También explican que, a través de la cocina, han intentado unir el sabor de su país con los productos ibicencos. Cristina dice que el cocinero es un crack a la vez que menosprecia su español: “Yo no sé casi nada, pero mis hijos -que también dominan el chino mandarín- y mi marido, siempre utilizan el español entre ellos”, afirma.
Elena y Cristina en el restaurante Gran China de Sant Antoni, que abrió sus puertas en 1994.
Abdul, de origen magrebí, representa el extremo contrario: es parte del grupo de migrantes de fuera de Europa más mayoritario de Sant Antoni. Espera a ser atendido en la carnicería Hertugrul, que vende carne Halal, frente al mostrador, y se lleva las manos a la cabeza cuando escucha preguntar si el hígado es de cerdo: “¡Cerdo no!”. Además, está en pleno Ramadán. Se hace llenar una bolsa entera de distintos manjares para cuando llegue la hora de romper el ayuno, después de la oración del atardecer o Maghrib.
La población que sigue la religión musulmana en Sant Antoni cumple con los cinco rezos del día en este periodo de introspección islámica en la Mezquita el Fath, cerca de Caló des Moro. La puerta de entrada es una fusión entre el estilo arquitectónico árabe y el ibicenco y da servicio a los alrededor de 1.500 musulmanes que hay en el municipio. Hay por lo menos otros dos templos islámicos en la isla, uno en Santa Eulària y otro en Vila; en las inmediaciones de la necrópolis Puig des Molins, donde se puede estudiar aún la rica herencia dejada por los árabes en Eivissa.
Abdul viene del Rif, donde además de rifeño se habla español, y cuenta con cierto resquemor que el otro día una mujer le preguntó si podía beber agua. “¡Pues claro que no!

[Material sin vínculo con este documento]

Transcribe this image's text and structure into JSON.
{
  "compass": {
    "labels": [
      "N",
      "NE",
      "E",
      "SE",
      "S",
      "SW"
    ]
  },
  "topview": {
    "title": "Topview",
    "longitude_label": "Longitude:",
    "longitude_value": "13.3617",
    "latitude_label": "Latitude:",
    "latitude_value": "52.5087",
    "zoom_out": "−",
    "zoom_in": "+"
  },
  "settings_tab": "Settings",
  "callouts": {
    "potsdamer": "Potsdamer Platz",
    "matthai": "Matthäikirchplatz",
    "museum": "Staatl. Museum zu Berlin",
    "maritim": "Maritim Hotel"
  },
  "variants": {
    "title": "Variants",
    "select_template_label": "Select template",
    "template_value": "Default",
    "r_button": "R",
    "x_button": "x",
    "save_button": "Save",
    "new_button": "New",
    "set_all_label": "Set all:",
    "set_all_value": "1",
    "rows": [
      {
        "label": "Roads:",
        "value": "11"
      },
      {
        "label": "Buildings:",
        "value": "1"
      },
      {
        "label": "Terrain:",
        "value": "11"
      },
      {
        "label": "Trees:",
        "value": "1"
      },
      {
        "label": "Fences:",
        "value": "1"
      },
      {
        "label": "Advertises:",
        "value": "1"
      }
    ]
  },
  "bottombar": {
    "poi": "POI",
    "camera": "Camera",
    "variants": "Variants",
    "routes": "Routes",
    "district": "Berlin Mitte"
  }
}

No se puede beber agua, ayuno es ayuno”, expresa. Dice que los ibicencos siempre le han acogido muy bien, aunque se toma este tipo de preguntas como una especie de ofensa porque pertenecen a su vida íntima.
Claves en el crecimiento poblacional
En Balears, la población ha crecido un 2% en el último año, situándose en más de 1,2 millones de habitantes. En el caso de Eivissa, se superaron los 159.000. Teniendo en cuenta que la natalidad y las defunciones se equiparan a las cifras de años anteriores, la clave del incremento poblacional está en la migración de personas de otros países, creando tres bloques según el origen muy similares. La población extranjera, los ciudadanos de otras comunidades autónomas y los ibicencos ya configuran la realidad de la isla a tercios iguales.
Por supuesto, Sant Antoni ya no tiene solo dos pizzerías, sino que los hornos de leña han proliferado y ahora casi se puede contar una en cada esquina. El local de Davide (una pequeña sucursal de un restaurante de Vila) es un pequeño rincón de Italia, en concreto, de Milán, de donde es originario. En estos pocos metros cuadrados de Sant Antoni él hace la masa con cuidado, con varios días de fermentación, siguiendo una receta que conoce a la perfección.
Con una pala de pizza en la mano, Giuseppe, trabajador de Can Mami, a punto de hornear.
Giuseppe hace malabares con la pala de la pizza en Can Mami, en un callejón frente a la biblioteca municipal, detrás de cajas y cajas amontonadas para los pedidos a domicilio. Ahora están tranquilos, pero más tarde, a partir de las 20 horas, el teléfono será un infierno de llamadas. En la otra punta del caso urbano, otro italiano acaba de abrir un restaurante nuevo donde cocinan un uruguayo y un portugués. Convive, en el carrer Ample, con los comercios de varios ibicencos. Y así se va configurando con el paso de los años el paisaje de Sant Antoni.